Eight-years-ago 67 per cent of people requested traditional religious services and just 12 per cent were non-religious. However by 2018, just 13 per cent wanted a religious funeral.
Undertakers have reported a staggering shift towards unique, secular ceremonies. Among the more niche requests, there have been milk floats, canal boats, converted steam trains and quad bikes being turned into hearses.
The location of funerals has also provided opportunities for the more imaginative mourners. Zoos, buses, a cattle auction house, next to the 18th hole on a golf course - and even a McDonalds Drive Thru - have hosted processions for the deceased. A total of 77 per cent of Co-ops employees have had requests for funerals to be held outside of traditional religious settings.
(Excerpt) Read more at telegraph.co.uk ...
gallows humor :)
No, the ashes need to be buried.
Dammit, “Europe “ is 40 countries. I assure you that Poland, Czechia, Hungary, Italy and Spain, even the Flemish part of Belgium, are less secular than the USA
Cats dig ‘em up, though.
One of the churches I attended while growing up in Africa is in fact sending missionaries to Europe. IIRC they have a couple of families in France and some more in the UK. There is active discussion of sending some to the US.
I think a funeral ala the Big Lebowski would be cool.
Not bad but the best epitaph ever is unbeatable.
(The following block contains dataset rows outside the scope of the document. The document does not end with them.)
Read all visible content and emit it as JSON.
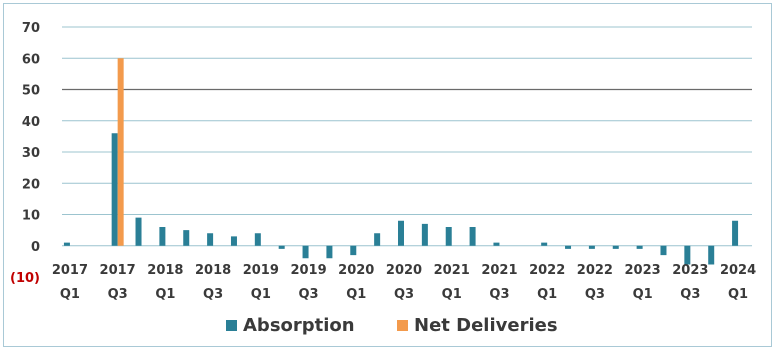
{
  "chart_data": {
    "type": "bar",
    "title": "",
    "xlabel": "",
    "ylabel": "",
    "ylim": [
      -10,
      70
    ],
    "yticks": [
      70,
      60,
      50,
      40,
      30,
      20,
      10,
      0,
      -10
    ],
    "ytick_labels": [
      "70",
      "60",
      "50",
      "40",
      "30",
      "20",
      "10",
      "0",
      "(10)"
    ],
    "categories": [
      "2017 Q1",
      "2017 Q2",
      "2017 Q3",
      "2017 Q4",
      "2018 Q1",
      "2018 Q2",
      "2018 Q3",
      "2018 Q4",
      "2019 Q1",
      "2019 Q2",
      "2019 Q3",
      "2019 Q4",
      "2020 Q1",
      "2020 Q2",
      "2020 Q3",
      "2020 Q4",
      "2021 Q1",
      "2021 Q2",
      "2021 Q3",
      "2021 Q4",
      "2022 Q1",
      "2022 Q2",
      "2022 Q3",
      "2022 Q4",
      "2023 Q1",
      "2023 Q2",
      "2023 Q3",
      "2023 Q4",
      "2024 Q1"
    ],
    "x_tick_labels": [
      {
        "year": "2017",
        "q": "Q1"
      },
      {
        "year": "2017",
        "q": "Q3"
      },
      {
        "year": "2018",
        "q": "Q1"
      },
      {
        "year": "2018",
        "q": "Q3"
      },
      {
        "year": "2019",
        "q": "Q1"
      },
      {
        "year": "2019",
        "q": "Q3"
      },
      {
        "year": "2020",
        "q": "Q1"
      },
      {
        "year": "2020",
        "q": "Q3"
      },
      {
        "year": "2021",
        "q": "Q1"
      },
      {
        "year": "2021",
        "q": "Q3"
      },
      {
        "year": "2022",
        "q": "Q1"
      },
      {
        "year": "2022",
        "q": "Q3"
      },
      {
        "year": "2023",
        "q": "Q1"
      },
      {
        "year": "2023",
        "q": "Q3"
      },
      {
        "year": "2024",
        "q": "Q1"
      }
    ],
    "series": [
      {
        "name": "Absorption",
        "color": "#2a7f96",
        "values": [
          1,
          0,
          36,
          9,
          6,
          5,
          4,
          3,
          4,
          -1,
          -4,
          -4,
          -3,
          4,
          8,
          7,
          6,
          6,
          1,
          0,
          1,
          -1,
          -1,
          -1,
          -1,
          -3,
          -6,
          -6,
          8
        ]
      },
      {
        "name": "Net Deliveries",
        "color": "#f39a4c",
        "values": [
          0,
          0,
          60,
          0,
          0,
          0,
          0,
          0,
          0,
          0,
          0,
          0,
          0,
          0,
          0,
          0,
          0,
          0,
          0,
          0,
          0,
          0,
          0,
          0,
          0,
          0,
          0,
          0,
          0
        ]
      }
    ],
    "grid": true,
    "legend": "bottom-center"
  }
}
Mel Blanc’s “That’s All Folks”.
It is already an issue . Folks deposit the ashes there , esp. in the water areas.
But still you guys are so funny. I have no gambling bug but they re fun to hang with.
The soul is gone.
No sure that how we dispose of a body makes one iotas difference to God. Obviously, it should be respectfulbut it has nothing to do with God.
I’m choosing burial at sea. Might as well feed the fishes than become fertilizer. We conducted a (symbolic) burial at sea on board Princeton. Remains of a lost WWII sub were discovered. Bodies and sub could not be recovered (too deep and too long), so Marine Guard did the honors.
The Presbyterian (PCA) church I am at supports a missionary family that is now based in London.
Or interred in a columbarium, as my wife was and I will be.
I have always dreaded funerals homes and burial services, etc. .... I don’t wish to put my family through it, so please handle my passing as follows.
I want no funeral home viewings or services. I want to be simply and quietly cremated. I’d like my ashes saved until one of my children or grandchildren plants a tree in their yard ... my ashes to be added to the tree roots.
The tree will grow over the years to the point where its strong branches will support a swing for children to play on ... its broad leafs will provide shade over the driveway, cooling the family car ... its smaller branches will provide a welcome short resting place for a busy sparrow or robin ... from which, filthy creatures that they are, they can poop on the family car windshield.
In this way I might be kindly remembered in the future any time you discover bird crap on your windshield.
“Hey....you’re young and swingin’....”
https://www.youtube.com/watch?v=BXRxYLfq78g
More often then that, there are folks who simply take home the urn and wait until money can be found to bury or entombed at a later date.
It’d be cheaper to roll grandma into the golf course pond or feed her to the lions. Maybe they’d get a tax break with that zoo donation.